Statham ha ormai un curriculum corposo ed è una delle super-star del panorama d’azione, ma l’uscita nei cinema (e il successo negli Stati Uniti) di A Working Man ci dice che la sua aderenza al personaggio del “giustiziere” si sta facendo sempre più insistente.

Tutto è iniziato, infatti, nel 2024 con il successo inaspettato di The Beekeeper, gustosissimo b-movie d’azione diretto da David Ayer e scritto da Kurt Wimmer che si poneva un po’ come variante più muscolare di The Equalizer. L’ottimo riscontro al botteghino e il consenso della critica di settore ha smosso qualcosa perché Amazon-MgM ha subito acchiappato Statham e Ayer acquistando i diritti di distribuzione di un film che è praticamente un “The Beekeeper lookalike”. E per dar vita a un nuovo giustiziere che di nuovo non ha nulla viene scomodato il romanzo di Chuck Dixon Levon’s Trade adattato per il grande schermo nientemeno che da Sylvester Stallone che produce anche il film. Nasce così A Working Man, un action tanto pigro quanto onesto che ha scalato le classifiche degli incassi americani fin dal suo weekend di esordio, arrivando a scalzare dalla vetta Biancaneve in men che non si dica.
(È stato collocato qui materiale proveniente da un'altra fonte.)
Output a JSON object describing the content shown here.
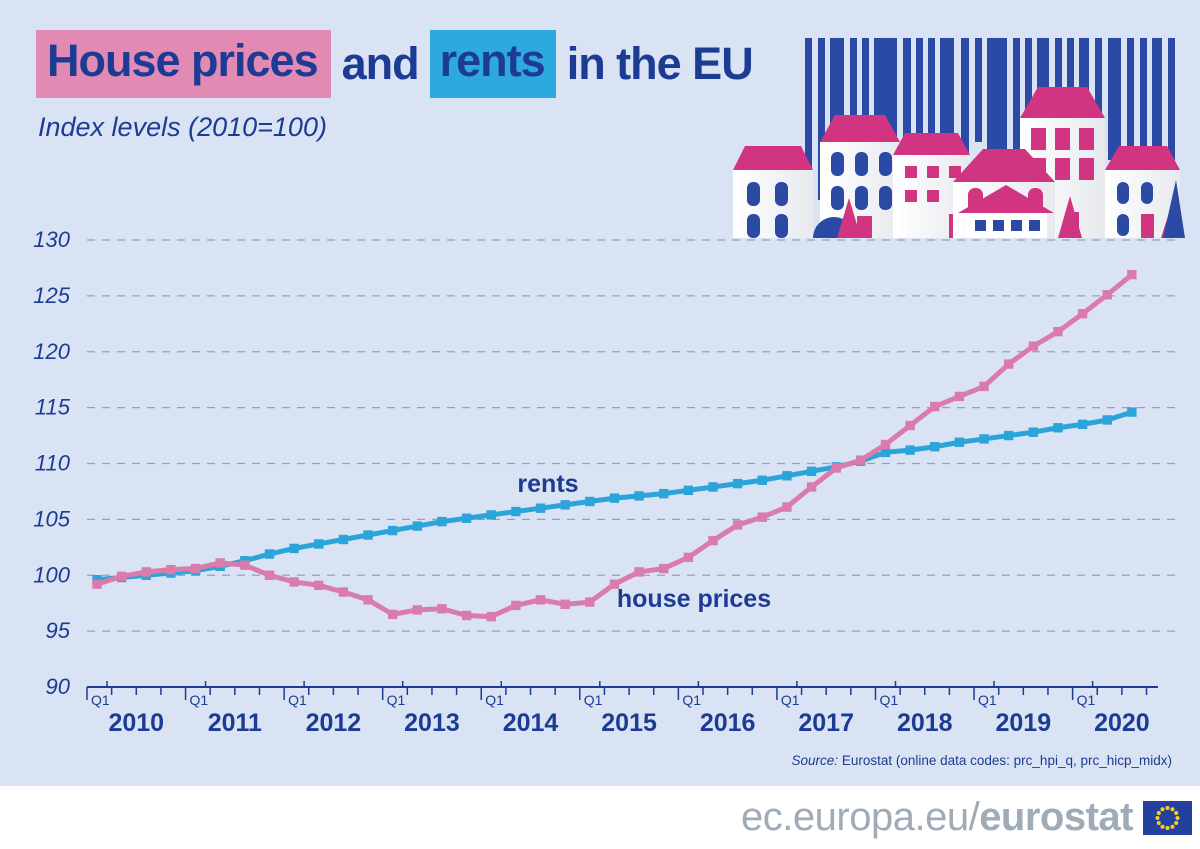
{
  "header": {
    "title": {
      "part1": "House prices",
      "part2": "and",
      "part3": "rents",
      "part4": "in the EU"
    },
    "subtitle": "Index levels (2010=100)"
  },
  "chart_data": {
    "type": "line",
    "title": "House prices and rents in the EU",
    "subtitle": "Index levels (2010=100)",
    "frequency": "quarterly",
    "x_start": "2010-Q1",
    "x_end": "2020-Q3",
    "years": [
      "2010",
      "2011",
      "2012",
      "2013",
      "2014",
      "2015",
      "2016",
      "2017",
      "2018",
      "2019",
      "2020"
    ],
    "quarter_tick_label": "Q1",
    "ylim": [
      90,
      130
    ],
    "yticks": [
      90,
      95,
      100,
      105,
      110,
      115,
      120,
      125,
      130
    ],
    "grid": "horizontal dashed",
    "legend": "inline labels near lines",
    "series": [
      {
        "name": "rents",
        "color": "#2ba4da",
        "values": [
          99.6,
          99.8,
          100.0,
          100.2,
          100.4,
          100.8,
          101.3,
          101.9,
          102.4,
          102.8,
          103.2,
          103.6,
          104.0,
          104.4,
          104.8,
          105.1,
          105.4,
          105.7,
          106.0,
          106.3,
          106.6,
          106.9,
          107.1,
          107.3,
          107.6,
          107.9,
          108.2,
          108.5,
          108.9,
          109.3,
          109.7,
          110.2,
          111.0,
          111.2,
          111.5,
          111.9,
          112.2,
          112.5,
          112.8,
          113.2,
          113.5,
          113.9,
          114.6
        ]
      },
      {
        "name": "house prices",
        "color": "#d97cab",
        "values": [
          99.2,
          99.9,
          100.3,
          100.5,
          100.6,
          101.1,
          100.9,
          100.0,
          99.4,
          99.1,
          98.5,
          97.8,
          96.5,
          96.9,
          97.0,
          96.4,
          96.3,
          97.3,
          97.8,
          97.4,
          97.6,
          99.2,
          100.3,
          100.6,
          101.6,
          103.1,
          104.5,
          105.2,
          106.1,
          107.9,
          109.6,
          110.3,
          111.7,
          113.4,
          115.1,
          116.0,
          116.9,
          118.9,
          120.5,
          121.8,
          123.4,
          125.1,
          126.9
        ]
      }
    ]
  },
  "source": {
    "prefix": "Source:",
    "text": " Eurostat (online data codes: prc_hpi_q, prc_hicp_midx)"
  },
  "footer": {
    "url_plain": "ec.europa.eu/",
    "url_bold": "eurostat"
  },
  "colors": {
    "background": "#dae3f3",
    "dark_blue": "#1c3c94",
    "pink_highlight": "#e28ab4",
    "blue_highlight": "#2ea9e0",
    "line_pink": "#d97cab",
    "line_blue": "#2ba4da",
    "grid": "#8ea2c8",
    "barcode_blue": "#2b4aa6",
    "roof_pink": "#d13480",
    "footer_text": "#9fabb6",
    "flag_blue": "#24409e",
    "star_yellow": "#f7d117"
  }
}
Levon Cade ha un passato nell’esercito, è infatti un ex-agente Black Ops dei Royal Marines ma, dopo un’incidente, ha chiuso con la vita militare e ha iniziato a lavorare come operaio edile. Levon ha un ottimo rapporto con la famiglia Garcia, proprietari della ditta di cui è capomastro, e quando la diciannovenne Jenny, che lavora come contabile nell’attività di famiglia, viene rapita, Levon si mette sulle tracce dei trafficanti di esseri umani che l’hanno sottratta ai suoi cari.

Se il Levon Cade di Jason Statham è praticamente identico al suo Adam Clay in The Beekeeper (comportamento, abbigliamento, espressioni), la costruzione narrativa e i twist di A Working Man ricordano molto da vicino successi dell’ultimo ventennio come Io vi troverò – Taken e The Equalizer. Quindi se vi piacciono questi film non c’è motivo per cui non dobbiate apprezzare anche A Working Man.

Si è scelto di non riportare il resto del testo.